LONDON (Reuters) - Distance runner Jo Pavey will be the first British female track athlete to compete in five Olympics after she was named on Wednesday in an 80-strong squad for Rio along with many of the home heroes from 2012.
They include London gold medalists Jessica Ennis-Hill (heptathlon), Mo Farah (5,000m and 10,000m) and Greg Rutherford (long jump), who all triumphed on so-called “Super Saturday”.
Pavey, 42. European champion in 2014 and a mother of two, will also be the oldest British woman to run at a Games. Javelin thrower Tessa Sanderson competed at six editions.
Pavey achieved the 10,000 meters qualifying time, and fastest by a British woman this year, when she finished fifth at the European championships in Amsterdam last week after finishing sixth at the national trials when struggling with illness.
Britain also held faith with veteran Christine Ohuruogu, who will be heading to her third Games after winning 400m gold in Beijing in 2008 and silver four years ago, over younger rival Anyika Onuora who beat her in Amsterdam but missed selection.

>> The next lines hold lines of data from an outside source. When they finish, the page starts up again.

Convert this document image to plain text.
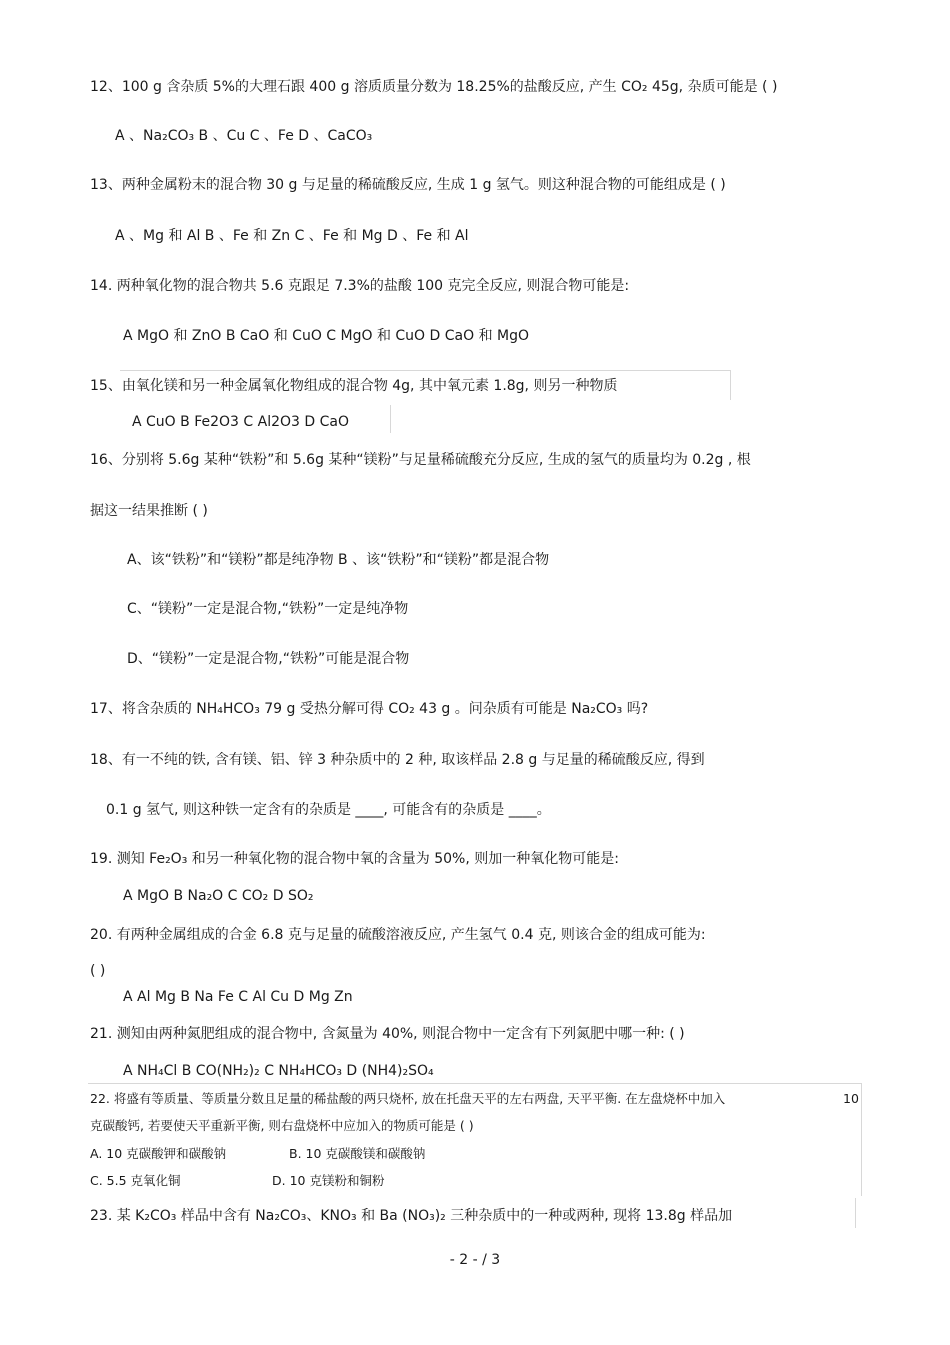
12、100 g 含杂质 5%的大理石跟 400 g 溶质质量分数为 18.25%的盐酸反应, 产生 CO₂ 45g, 杂质可能是 ( )
A 、Na₂CO₃ B 、Cu C 、Fe D 、CaCO₃
13、两种金属粉末的混合物 30 g 与足量的稀硫酸反应, 生成 1 g 氢气。则这种混合物的可能组成是 ( )
A 、Mg 和 Al B 、Fe 和 Zn C 、Fe 和 Mg D 、Fe 和 Al
14. 两种氧化物的混合物共 5.6 克跟足 7.3%的盐酸 100 克完全反应, 则混合物可能是:
A MgO 和 ZnO B CaO 和 CuO C MgO 和 CuO D CaO 和 MgO
15、由氧化镁和另一种金属氧化物组成的混合物 4g, 其中氧元素 1.8g, 则另一种物质
A CuO B Fe2O3 C Al2O3 D CaO
16、分别将 5.6g 某种“铁粉”和 5.6g 某种“镁粉”与足量稀硫酸充分反应, 生成的氢气的质量均为 0.2g , 根
据这一结果推断 ( )
A、该“铁粉”和“镁粉”都是纯净物 B 、该“铁粉”和“镁粉”都是混合物
C、“镁粉”一定是混合物,“铁粉”一定是纯净物
D、“镁粉”一定是混合物,“铁粉”可能是混合物
17、将含杂质的 NH₄HCO₃ 79 g 受热分解可得 CO₂ 43 g 。问杂质有可能是 Na₂CO₃ 吗?
18、有一不纯的铁, 含有镁、铝、锌 3 种杂质中的 2 种, 取该样品 2.8 g 与足量的稀硫酸反应, 得到
0.1 g 氢气, 则这种铁一定含有的杂质是 ____, 可能含有的杂质是 ____。
19. 测知 Fe₂O₃ 和另一种氧化物的混合物中氧的含量为 50%, 则加一种氧化物可能是:
A MgO B Na₂O C CO₂ D SO₂
20. 有两种金属组成的合金 6.8 克与足量的硫酸溶液反应, 产生氢气 0.4 克, 则该合金的组成可能为:
( )
A Al Mg B Na Fe C Al Cu D Mg Zn
21. 测知由两种氮肥组成的混合物中, 含氮量为 40%, 则混合物中一定含有下列氮肥中哪一种: ( )
A NH₄Cl B CO(NH₂)₂ C NH₄HCO₃ D (NH4)₂SO₄
22. 将盛有等质量、等质量分数且足量的稀盐酸的两只烧杯, 放在托盘天平的左右两盘, 天平平衡. 在左盘烧杯中加入	10
克碳酸钙, 若要使天平重新平衡, 则右盘烧杯中应加入的物质可能是 ( )
A. 10 克碳酸钾和碳酸钠	B. 10 克碳酸镁和碳酸钠
C. 5.5 克氧化铜	D. 10 克镁粉和铜粉
23. 某 K₂CO₃ 样品中含有 Na₂CO₃、KNO₃ 和 Ba (NO₃)₂ 三种杂质中的一种或两种, 现将 13.8g 样品加
- 2 - / 3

“It’s great to welcome back the household names who lit up London 2012 but I’m also sure the country can look forward to new heroes emerging in the Olympic Stadium in Rio,” said Chef de Mission Mark England.
Athletics team leader Neil Black said there was a blend of experience and new talent, with first-time Olympians such as sprinter Dina Asher-Smith.
“This is the best-prepared and arguably strongest team we have ever selected,” he said.
“We believe the world class level of performances this group can achieve will see us challenging for a number of places on the podium.”
Britain took six medals including four gold in athletics in 2012, after fielding a squad of 77, in their best performance at a Games since the 1980 U.S.-boycotted Moscow Olympics.